L’ancienne Sage-Dame emboîta le pas à sa compagne – les réponses de Min promettaient d’être intéressantes – mais Siuan lui prit le poignet d’une main de fer.

La Siuan Sanche qui courbait l’échine devant les Aes Sedai n’était plus qu’un souvenir. Ici, personne ne portait le châle. Gratifiant Juilin d’un regard glacial, elle parla sans élever le ton, car elle n’en avait pas besoin.

— Attention aux questions que tu poses, pisteur de voleurs, si tu ne veux pas te retrouver sur l’étal d’un poissonnier, vidé de tes entrailles !

Quand Siuan riva ses yeux bleus sur Marigan puis sur Birgitte, la première fit la moue comme si elle venait de goûter un fruit amer et la seconde elle-même tressaillit.

— Vous deux, mettez-vous en quête de Theodrin, une Acceptée, et demandez-lui de vous trouver un endroit où dormir. Ces enfants devraient déjà être couchés. Eh bien, qu’attendez-vous ? Exécution !

Avant que les deux femmes se soient mises en mouvement, Birgitte réagissant plus vite que Marigan, Siuan se tourna vers Nynaeve.

— J’ai des questions à te poser. On t’a ordonné de coopérer, et tu devrais le faire, si tu ne veux pas d’ennuis.

Comme prise dans un tourbillon, Nynaeve se laissa entraîner par Siuan, qui s’engouffra dans un escalier à la rampe réparée avec des planches brutes, puis remonta en trombe un couloir au plancher usé et entra dans une petite pièce où se trouvaient deux lits superposés. Prenant le seul tabouret, Siuan fit signe à Nynaeve de s’asseoir sur le lit du bas. Histoire de montrer son indépendance, la jeune femme choisit de rester debout.

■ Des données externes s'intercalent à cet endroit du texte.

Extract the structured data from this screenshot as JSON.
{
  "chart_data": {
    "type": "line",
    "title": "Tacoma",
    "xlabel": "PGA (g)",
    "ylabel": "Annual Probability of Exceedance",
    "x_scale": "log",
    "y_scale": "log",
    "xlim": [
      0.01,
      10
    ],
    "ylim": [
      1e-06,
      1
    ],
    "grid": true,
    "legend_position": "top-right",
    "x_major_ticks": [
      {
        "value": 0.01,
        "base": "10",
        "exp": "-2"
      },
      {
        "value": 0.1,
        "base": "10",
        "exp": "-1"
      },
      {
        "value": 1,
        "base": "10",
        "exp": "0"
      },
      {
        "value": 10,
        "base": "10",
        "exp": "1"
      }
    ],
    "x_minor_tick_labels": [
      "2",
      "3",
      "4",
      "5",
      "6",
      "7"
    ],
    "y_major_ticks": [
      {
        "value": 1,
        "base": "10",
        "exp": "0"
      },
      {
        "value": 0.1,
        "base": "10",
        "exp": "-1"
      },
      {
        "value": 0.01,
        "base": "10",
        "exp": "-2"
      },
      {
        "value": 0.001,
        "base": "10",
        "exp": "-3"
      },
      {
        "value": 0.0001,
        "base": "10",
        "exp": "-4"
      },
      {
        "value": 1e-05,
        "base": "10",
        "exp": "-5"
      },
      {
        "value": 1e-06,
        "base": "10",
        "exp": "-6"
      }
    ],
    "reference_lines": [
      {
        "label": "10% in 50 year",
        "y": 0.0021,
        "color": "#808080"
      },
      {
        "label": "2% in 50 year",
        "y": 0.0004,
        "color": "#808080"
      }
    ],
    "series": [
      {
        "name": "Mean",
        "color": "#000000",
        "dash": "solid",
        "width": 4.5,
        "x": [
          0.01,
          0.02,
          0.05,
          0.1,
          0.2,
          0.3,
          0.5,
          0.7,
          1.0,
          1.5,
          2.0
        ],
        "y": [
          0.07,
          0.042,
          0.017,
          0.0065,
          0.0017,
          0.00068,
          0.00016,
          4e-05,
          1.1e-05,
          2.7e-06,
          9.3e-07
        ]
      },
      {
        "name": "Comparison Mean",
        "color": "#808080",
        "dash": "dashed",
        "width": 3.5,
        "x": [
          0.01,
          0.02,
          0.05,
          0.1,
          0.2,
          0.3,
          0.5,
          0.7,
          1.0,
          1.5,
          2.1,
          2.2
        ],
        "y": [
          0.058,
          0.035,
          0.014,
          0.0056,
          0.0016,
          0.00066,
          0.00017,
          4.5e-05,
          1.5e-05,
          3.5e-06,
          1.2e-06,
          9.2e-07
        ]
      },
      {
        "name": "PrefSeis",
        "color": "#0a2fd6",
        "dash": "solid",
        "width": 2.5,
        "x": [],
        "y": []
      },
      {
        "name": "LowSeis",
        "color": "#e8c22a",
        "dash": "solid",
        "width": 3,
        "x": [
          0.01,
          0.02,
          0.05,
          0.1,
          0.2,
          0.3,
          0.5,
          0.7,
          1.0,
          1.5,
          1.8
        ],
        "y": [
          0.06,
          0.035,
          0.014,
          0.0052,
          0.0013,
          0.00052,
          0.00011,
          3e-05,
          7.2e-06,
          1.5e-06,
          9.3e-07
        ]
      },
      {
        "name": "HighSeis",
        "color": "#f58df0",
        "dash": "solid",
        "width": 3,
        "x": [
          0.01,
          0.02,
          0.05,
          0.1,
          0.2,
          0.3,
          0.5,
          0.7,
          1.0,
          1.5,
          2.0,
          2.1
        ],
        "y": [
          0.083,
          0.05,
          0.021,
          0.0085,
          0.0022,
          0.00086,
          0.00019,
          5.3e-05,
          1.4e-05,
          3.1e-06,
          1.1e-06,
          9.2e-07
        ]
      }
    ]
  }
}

Balayant la chambre du regard, elle vit une coiffeuse bancale sur laquelle reposaient un broc et une cuvette. Quelques robes pendaient à des patères, et ce qui semblait être une paillasse était enroulé dans un coin.

En moins d’une journée, Nynaeve était tombée très bas. Mais Siuan, elle, avait plongé au fond d’un abîme. Tout compte fait, elle ne risquait pas d’être un gros problème, même si ses yeux, eux, n’avaient pas changé.

— Reste debout si ça t’amuse, petite. L’anneau… Pour l’utiliser, il n’y a pas besoin de canaliser le Pouvoir ?

— Non. Vous… (Non, pas question de s’en laisser imposer !) Tu m’as entendue dire à Sheriam que…

— N’importe qui peut s’en servir ? Une femme qui ne sait pas canaliser ? Un homme ?

— Un homme, peut-être, oui… (En général, un ter’angreal qui n’avait pas besoin du Pouvoir fonctionnait pour les deux sexes.) N’importe quelle femme, c’est certain.

— Dans ce cas, tu vas m’apprendre à l’utiliser.

Nynaeve arqua un sourcil. Ce pouvait être un moyen d’obtenir ce qu’elle voulait. Sinon, elle en avait un autre. Enfin, peut-être…

— Les Aes Sedai sont informées ? Quand il a été question de leur apprendre à se servir de l’anneau, ton nom n’a jamais été mentionné.

— Elles ne savent rien… (Pas ébranlée le moins du monde, Siuan eut un sourire mauvais.) Et elles continueront à ne rien savoir. Sinon, elles apprendront qu’Elayne et toi vous êtes fait passer pour des Aes Sedai, après votre départ de Tar Valon. Moiraine est peut-être indulgente avec Egwene – si cette gamine n’a pas également fait ce coup-là, c’est que je ne sais plus distinguer un nœud de cabestan d’un nœud de grappin ! – mais Sheriam, Carlinya et les autres… Avant d’en avoir terminé avec vous, elles vous auront fait couiner comme des grondins blessés. Oui, bien longtemps avant d’en avoir fini…

— C’est ridicule, dit Nynaeve.

S’avisant soudain qu’elle était assise au bord du lit, elle ne parvint pas à se souvenir du moment où elle l’avait fait. Thom et Juilin tiendraient leur langue, c’était sûr. Et personne d’autre ne savait. Elle allait devoir en parler à Elayne…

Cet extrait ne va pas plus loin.